The core strategy employed by AxonServer to keep data available, is to replicate it over various cluster nodes. These nodes should be in availability zones that are isolated from each other in relevant disaster scenarios. In such a set-up, it is feasible to operate AxonServer without ever making explicit backups to off-line media. Nevertheless, there are also environments where such backups are a strict requirement and for that reason, AxonServer does support it.
There are three types of items to be backed up: the control database, the event stream segments and the log entry segments.
Within the endpoints documented in
/swagger-ui.html, there are two endpoints of the Backup Info Rest Controller and one endpoint of the Backup Log Files Rest Controller, available only in the AxonServer Enterprise version. They support in creating a consistent backup.
The control database is a relational H2 database. Although it's stored in a single file, this file cannot be simply copied for backup as it may not be in a safe state. A call to the POST endpoint
/v1/backup/createControlDbBackup forces the creation of a proper backup file. It returns the full path to that file, which can then be used to move that file to another storage medium.
The event stream segments are either closed and immutable, or still open for new events. For the closed segments, it is feasible to only backup the ones that haven't been backed-up yet, since the once that have been are guaranteed not to change. This logic is supported by the GET endpoint
/v1/backup/filenames. It takes an event type (either
SNAPSHOT), the context name and optionally the last segment that has already been backed up. It will return a list of file names belonging to segments that haven't been backed up yet, but which are now safe to backup by simply copying them.
In addition, you may choose to backup the current segment file that is being written to. These are files with name larger than the last name returned in the filenames from the backup endpoint. It is important to overwrite this file with subsequent backups, because no guarantees can be given about the completeness of this file. This means the filename of this file should not be used to construct the "lastSegmentBackedUp" in subsequent requests to the backup endpoint.
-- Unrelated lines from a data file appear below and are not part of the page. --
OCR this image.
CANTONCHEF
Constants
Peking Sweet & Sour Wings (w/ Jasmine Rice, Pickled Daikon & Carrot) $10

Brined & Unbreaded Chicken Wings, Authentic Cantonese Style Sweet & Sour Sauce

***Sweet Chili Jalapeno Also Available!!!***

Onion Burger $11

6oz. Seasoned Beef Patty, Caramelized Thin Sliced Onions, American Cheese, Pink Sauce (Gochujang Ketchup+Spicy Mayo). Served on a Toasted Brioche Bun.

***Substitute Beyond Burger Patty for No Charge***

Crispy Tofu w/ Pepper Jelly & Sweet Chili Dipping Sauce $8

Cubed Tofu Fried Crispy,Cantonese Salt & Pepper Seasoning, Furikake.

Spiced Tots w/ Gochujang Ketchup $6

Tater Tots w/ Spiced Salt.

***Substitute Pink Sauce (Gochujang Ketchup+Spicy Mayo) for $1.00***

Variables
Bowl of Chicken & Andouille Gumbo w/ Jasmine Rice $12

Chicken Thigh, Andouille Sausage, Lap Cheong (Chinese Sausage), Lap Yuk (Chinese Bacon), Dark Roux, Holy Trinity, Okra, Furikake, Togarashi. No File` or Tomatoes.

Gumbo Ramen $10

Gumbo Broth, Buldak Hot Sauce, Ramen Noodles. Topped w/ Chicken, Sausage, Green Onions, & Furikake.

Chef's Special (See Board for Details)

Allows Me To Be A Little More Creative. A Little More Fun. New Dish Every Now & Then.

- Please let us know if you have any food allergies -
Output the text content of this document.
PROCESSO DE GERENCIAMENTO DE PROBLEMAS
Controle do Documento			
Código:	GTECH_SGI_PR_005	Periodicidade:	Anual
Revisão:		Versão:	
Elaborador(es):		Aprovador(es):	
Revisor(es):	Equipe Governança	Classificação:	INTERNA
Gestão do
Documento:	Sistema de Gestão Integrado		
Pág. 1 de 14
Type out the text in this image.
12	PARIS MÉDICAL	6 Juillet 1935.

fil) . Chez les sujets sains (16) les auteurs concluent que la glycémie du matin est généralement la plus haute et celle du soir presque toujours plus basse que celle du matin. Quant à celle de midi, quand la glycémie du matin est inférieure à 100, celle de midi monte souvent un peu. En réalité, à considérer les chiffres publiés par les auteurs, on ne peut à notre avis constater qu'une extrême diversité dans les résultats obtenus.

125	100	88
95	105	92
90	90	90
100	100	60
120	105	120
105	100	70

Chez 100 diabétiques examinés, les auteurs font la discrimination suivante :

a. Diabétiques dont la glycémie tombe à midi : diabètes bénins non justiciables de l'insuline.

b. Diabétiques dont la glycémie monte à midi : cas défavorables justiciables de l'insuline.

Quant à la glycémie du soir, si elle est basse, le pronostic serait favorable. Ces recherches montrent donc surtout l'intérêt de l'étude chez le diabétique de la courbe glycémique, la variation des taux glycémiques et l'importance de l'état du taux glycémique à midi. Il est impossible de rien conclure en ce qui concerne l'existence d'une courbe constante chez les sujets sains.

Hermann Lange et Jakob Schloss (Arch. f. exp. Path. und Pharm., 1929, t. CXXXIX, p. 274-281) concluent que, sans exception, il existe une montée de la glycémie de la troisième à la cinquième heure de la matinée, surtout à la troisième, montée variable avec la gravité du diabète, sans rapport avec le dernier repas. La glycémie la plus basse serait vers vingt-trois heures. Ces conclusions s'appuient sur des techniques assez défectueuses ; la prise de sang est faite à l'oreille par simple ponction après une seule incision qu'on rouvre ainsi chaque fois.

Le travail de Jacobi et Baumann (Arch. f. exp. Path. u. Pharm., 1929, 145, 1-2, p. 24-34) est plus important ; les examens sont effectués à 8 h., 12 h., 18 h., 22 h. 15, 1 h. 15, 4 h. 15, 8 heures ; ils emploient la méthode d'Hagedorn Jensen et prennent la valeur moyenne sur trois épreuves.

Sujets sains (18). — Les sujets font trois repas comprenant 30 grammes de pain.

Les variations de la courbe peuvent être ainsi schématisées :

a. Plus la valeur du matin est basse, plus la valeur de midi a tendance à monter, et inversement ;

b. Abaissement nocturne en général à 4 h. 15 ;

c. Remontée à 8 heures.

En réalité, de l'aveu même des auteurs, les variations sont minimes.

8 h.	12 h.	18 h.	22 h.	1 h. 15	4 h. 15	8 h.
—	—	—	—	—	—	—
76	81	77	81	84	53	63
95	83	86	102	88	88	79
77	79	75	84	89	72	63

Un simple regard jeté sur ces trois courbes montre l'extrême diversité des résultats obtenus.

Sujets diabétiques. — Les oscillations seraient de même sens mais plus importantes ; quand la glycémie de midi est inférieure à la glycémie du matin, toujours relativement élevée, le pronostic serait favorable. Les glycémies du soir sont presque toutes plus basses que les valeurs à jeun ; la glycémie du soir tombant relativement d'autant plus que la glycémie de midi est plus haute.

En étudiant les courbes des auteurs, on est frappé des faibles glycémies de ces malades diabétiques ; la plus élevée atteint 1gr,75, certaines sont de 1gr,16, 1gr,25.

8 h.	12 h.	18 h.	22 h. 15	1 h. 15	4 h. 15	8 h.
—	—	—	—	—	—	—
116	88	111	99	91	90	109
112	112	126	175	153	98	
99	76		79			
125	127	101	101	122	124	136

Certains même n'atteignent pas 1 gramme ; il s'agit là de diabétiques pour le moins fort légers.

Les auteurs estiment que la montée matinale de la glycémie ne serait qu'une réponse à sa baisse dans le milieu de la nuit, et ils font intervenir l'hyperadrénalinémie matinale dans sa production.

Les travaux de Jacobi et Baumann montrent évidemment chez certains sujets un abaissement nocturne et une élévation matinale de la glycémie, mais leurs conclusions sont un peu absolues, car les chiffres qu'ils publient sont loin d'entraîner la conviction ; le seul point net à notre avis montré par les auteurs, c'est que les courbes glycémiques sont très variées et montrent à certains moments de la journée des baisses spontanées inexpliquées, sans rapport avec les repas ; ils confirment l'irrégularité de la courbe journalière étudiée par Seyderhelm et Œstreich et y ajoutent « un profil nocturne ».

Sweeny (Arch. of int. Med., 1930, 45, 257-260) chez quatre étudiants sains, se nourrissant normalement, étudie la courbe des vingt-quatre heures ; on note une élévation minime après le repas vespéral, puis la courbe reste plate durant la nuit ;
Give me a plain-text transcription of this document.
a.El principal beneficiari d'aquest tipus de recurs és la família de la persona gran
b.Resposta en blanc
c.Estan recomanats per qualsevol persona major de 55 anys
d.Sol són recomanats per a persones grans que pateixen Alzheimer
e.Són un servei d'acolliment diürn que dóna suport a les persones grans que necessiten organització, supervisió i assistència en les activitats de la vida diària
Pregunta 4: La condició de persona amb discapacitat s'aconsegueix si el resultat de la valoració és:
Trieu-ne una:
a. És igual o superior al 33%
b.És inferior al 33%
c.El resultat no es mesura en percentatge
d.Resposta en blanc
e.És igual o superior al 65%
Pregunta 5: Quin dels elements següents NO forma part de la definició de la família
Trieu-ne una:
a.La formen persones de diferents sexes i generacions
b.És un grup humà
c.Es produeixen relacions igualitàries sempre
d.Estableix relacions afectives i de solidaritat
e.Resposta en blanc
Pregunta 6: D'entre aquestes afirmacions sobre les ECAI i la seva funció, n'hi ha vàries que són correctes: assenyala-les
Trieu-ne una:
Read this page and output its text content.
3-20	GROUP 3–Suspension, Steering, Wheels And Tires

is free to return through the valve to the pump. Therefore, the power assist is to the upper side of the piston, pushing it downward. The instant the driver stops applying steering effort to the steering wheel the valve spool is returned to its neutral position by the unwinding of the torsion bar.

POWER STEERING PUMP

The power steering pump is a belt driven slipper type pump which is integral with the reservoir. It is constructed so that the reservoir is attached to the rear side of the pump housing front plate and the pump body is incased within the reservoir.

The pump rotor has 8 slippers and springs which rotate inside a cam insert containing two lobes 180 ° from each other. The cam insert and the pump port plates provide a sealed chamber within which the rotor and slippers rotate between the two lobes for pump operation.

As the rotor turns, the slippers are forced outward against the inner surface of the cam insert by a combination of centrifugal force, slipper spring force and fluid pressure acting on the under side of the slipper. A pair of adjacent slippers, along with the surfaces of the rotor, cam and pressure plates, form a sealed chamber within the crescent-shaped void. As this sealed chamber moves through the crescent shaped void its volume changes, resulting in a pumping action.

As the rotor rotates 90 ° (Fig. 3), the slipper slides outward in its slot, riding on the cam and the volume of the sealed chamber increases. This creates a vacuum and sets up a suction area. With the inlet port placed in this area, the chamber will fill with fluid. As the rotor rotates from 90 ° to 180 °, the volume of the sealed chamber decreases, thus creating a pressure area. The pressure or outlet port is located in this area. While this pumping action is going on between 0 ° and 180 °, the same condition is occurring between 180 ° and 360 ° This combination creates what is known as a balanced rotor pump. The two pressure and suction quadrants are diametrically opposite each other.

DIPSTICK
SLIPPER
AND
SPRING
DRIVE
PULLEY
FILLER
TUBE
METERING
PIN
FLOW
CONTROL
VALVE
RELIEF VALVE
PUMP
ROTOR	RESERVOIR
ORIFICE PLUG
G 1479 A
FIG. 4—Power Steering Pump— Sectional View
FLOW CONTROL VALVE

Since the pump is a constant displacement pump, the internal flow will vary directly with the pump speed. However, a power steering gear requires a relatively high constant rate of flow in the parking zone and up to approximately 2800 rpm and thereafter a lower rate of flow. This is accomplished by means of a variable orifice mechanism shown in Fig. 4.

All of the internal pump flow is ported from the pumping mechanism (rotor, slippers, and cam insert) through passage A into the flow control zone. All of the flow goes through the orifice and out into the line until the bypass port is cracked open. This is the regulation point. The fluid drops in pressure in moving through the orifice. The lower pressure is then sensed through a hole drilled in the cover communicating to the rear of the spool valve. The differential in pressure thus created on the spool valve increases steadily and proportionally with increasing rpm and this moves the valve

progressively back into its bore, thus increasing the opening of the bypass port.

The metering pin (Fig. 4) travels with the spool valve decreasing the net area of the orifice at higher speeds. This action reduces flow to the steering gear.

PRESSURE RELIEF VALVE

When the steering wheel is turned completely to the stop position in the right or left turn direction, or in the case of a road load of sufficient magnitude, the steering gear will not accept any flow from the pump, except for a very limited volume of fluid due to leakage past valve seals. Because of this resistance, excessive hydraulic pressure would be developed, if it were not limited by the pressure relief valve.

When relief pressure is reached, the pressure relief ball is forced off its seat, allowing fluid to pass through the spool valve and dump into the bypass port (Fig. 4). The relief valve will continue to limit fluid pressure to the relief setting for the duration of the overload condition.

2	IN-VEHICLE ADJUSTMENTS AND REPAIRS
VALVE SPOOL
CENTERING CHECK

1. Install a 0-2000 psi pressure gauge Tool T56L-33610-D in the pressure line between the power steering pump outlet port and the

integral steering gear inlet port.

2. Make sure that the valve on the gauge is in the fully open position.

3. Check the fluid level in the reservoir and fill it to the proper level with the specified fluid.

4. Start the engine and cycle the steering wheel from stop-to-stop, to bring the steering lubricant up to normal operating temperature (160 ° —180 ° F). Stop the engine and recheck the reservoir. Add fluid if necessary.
Unlike the event stream segments, the log entry segments backup should not be done incrementally. All the files are replaced by next backup. The log entry segments backup is supported by the GET endpoint
/v1/backup/log/filenames. It takes the context name and returns a list of file names that completely replace the previous backup for that context.
Even if the recent file has incomplete data, a node will be able to recover a consistent state from such a file and will initialize itself at the position immediately after the last complete write. The replication process (if present) will ensure subsequent entries are automatically synchronized.
Because the control database contains a pointer to the last log entry that is known to be stored safely on the cluster (the commit index), the proper order of doing this is to first create the control database backup and then backing up the log entry segments and the event stream segments. This will ensure that the log entry segments may have entries beyond the commit index (which is ok) but there are not missing entries before the commit index (which would be bad). The log entries segments must be backed up within 30 minutes after the backup of the controlDB, to prevent the log compaction procedure causes data inconsistencies.